The movie was directed by Terence Young, who had done the first two Bond films and made this one his last. Some eighteen years later, Connery would take his final bow as Bond in a remake of "Thunderball" called "Never Say Never Again." It seemed even longer the second time around.
The film's Panavision screen size has been largely preserved in a 2.13:1 aspect ratio, and the picture quality is mostly good. Definition is sharp and colors are bright and vivid. However, there is an above-average number of jagged and fluttering lines that may be distracting to people whose DVD players are unable to alleviate the condition.
The audio, too, is erratic. "Thunderball" was apparently the first of the Bond films to be recorded in stereo; remastered in Dolby Digital 5.1 it presents a decent, if narrow front-speaker spread, some interesting rear-channel effects, and added impact and clarity over the earlier mono of the series. However, the sonics are somewhat bright, hard, and edgy, with an annoying tendency to sound louder in the musical passages than in the dialogue. The result is that you might have to readjust your volume control several times to find a proper compromise setting that makes voices loud enough to be heard without blowing your shoelaces off when music and special effects take over.
As with all of MGM's new special-edition Bonds, this one has a ton of extras, starting with a clever, animated menu design. Within, one will find two pages of bonus items. A pair of full-feature commentaries head the bill, one a compilation of insights by the late director, Terence Young, and others, and a second with more members of the cast and crew. Two documentaries on the making of the film are included and one featurette, as well as an extensive stills gallery and a series of TV, radio, and theatrical trailers. Finally, MGM insert their usual informative booklet into the case. Language choices are English and French (monaural only); subtitles are English and French; and scene selections number an impressive fifty-two.

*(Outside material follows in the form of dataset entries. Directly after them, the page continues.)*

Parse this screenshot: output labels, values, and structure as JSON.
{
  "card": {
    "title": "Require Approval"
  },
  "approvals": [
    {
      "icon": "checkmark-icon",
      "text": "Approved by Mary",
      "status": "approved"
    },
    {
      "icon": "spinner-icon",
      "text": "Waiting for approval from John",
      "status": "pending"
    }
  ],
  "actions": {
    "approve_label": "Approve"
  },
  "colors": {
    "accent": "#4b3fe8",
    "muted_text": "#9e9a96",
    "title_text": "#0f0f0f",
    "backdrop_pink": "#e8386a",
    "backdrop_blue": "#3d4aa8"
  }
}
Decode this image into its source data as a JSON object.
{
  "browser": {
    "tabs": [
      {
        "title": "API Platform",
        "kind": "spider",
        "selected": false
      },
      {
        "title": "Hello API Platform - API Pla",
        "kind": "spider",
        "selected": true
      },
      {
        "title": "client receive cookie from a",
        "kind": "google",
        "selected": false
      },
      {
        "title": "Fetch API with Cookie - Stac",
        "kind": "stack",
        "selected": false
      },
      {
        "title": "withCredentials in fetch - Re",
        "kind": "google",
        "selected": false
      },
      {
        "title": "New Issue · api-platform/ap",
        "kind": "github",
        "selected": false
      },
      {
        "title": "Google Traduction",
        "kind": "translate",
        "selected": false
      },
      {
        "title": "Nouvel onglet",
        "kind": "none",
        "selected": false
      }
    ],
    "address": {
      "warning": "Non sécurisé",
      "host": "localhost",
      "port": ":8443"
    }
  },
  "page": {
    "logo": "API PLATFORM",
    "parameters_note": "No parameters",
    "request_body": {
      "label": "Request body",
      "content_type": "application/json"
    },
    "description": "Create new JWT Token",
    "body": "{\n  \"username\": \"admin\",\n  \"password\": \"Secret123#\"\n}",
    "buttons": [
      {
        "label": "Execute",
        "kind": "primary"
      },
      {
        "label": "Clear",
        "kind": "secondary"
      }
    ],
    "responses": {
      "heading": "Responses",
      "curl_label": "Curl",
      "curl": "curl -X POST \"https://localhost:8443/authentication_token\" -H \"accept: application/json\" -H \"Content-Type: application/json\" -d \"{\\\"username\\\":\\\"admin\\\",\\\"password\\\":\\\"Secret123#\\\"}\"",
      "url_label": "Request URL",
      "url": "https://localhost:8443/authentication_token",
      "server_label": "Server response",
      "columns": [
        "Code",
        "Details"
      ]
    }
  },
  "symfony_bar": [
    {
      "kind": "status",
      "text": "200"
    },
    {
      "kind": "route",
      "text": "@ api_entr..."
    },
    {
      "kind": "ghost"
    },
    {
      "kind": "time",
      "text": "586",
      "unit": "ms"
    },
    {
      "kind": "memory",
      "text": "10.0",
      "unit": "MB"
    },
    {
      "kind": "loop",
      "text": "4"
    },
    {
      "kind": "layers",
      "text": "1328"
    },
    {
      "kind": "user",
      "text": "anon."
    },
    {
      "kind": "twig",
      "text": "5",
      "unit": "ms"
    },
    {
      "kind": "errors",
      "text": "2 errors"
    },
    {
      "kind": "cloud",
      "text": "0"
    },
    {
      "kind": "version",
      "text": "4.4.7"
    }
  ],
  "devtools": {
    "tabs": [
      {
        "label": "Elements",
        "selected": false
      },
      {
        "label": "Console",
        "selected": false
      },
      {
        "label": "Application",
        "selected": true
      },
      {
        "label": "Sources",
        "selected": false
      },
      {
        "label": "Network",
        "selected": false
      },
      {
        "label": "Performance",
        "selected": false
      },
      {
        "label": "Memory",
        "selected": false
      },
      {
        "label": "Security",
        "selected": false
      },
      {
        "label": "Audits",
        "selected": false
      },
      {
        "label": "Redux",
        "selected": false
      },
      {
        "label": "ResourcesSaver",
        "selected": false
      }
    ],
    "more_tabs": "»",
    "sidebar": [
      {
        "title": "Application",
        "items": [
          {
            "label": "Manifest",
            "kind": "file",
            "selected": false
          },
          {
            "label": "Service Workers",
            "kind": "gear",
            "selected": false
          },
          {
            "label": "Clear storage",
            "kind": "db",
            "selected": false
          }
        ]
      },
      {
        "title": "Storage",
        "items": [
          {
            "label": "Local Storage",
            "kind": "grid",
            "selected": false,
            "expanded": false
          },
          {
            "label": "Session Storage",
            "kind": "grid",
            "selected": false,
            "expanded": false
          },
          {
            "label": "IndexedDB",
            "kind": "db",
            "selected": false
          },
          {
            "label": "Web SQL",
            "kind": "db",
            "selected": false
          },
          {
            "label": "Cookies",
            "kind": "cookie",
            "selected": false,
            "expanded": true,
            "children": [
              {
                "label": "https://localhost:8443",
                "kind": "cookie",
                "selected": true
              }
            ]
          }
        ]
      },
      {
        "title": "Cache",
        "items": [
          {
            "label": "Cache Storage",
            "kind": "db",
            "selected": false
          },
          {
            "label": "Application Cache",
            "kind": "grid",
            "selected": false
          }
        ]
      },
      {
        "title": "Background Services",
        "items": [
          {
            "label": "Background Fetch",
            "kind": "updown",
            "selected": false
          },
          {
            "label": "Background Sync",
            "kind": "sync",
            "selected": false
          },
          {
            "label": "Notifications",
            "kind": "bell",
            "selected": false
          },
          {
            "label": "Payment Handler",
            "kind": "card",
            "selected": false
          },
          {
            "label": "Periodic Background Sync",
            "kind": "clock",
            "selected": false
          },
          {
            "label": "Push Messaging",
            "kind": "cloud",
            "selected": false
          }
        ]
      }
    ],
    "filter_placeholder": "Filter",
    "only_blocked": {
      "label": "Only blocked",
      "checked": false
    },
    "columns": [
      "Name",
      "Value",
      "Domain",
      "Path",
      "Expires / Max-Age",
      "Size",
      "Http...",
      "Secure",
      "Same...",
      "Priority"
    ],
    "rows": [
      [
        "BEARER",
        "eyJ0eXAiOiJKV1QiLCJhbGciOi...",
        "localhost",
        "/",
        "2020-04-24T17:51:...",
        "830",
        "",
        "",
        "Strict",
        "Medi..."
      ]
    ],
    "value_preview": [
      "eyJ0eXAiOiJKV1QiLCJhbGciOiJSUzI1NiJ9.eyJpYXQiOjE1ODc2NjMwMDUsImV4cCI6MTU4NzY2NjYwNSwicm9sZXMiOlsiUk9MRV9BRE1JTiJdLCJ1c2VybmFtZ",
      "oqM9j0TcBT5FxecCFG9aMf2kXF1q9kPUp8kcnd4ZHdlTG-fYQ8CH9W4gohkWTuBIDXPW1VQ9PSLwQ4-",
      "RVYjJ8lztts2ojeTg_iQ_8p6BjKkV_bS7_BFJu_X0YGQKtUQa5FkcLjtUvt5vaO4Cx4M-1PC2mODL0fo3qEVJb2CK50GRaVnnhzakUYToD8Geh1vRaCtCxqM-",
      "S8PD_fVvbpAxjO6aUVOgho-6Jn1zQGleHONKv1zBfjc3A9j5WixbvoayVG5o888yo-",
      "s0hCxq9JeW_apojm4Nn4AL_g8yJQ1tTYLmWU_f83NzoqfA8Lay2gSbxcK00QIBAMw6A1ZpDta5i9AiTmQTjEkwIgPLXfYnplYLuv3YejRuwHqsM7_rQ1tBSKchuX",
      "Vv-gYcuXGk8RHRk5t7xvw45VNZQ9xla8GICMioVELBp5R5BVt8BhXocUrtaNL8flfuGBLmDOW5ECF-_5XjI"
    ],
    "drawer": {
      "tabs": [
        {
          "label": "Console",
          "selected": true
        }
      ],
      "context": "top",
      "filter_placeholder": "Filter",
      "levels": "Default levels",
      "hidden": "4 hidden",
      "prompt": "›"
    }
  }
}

"Thunderball" seems more prolonged than its two hours and ten minutes, maybe because by the fourth issue the franchise was already showing signs of wearing thin. Later, more gimmicks and jokes would be added, and more recently special effects have taken over. But Connery will always be 007, and even at a leisurely pace he exudes more screen charisma than any subsequent Bond ever has. Recommended? Of course.
"Thunderball" may be purchased separately or in a boxed set that includes "On Her Majesty's Secret Service," "Live and Let Die," "A View to a Kill," "Die Another Day," and "Octopussy."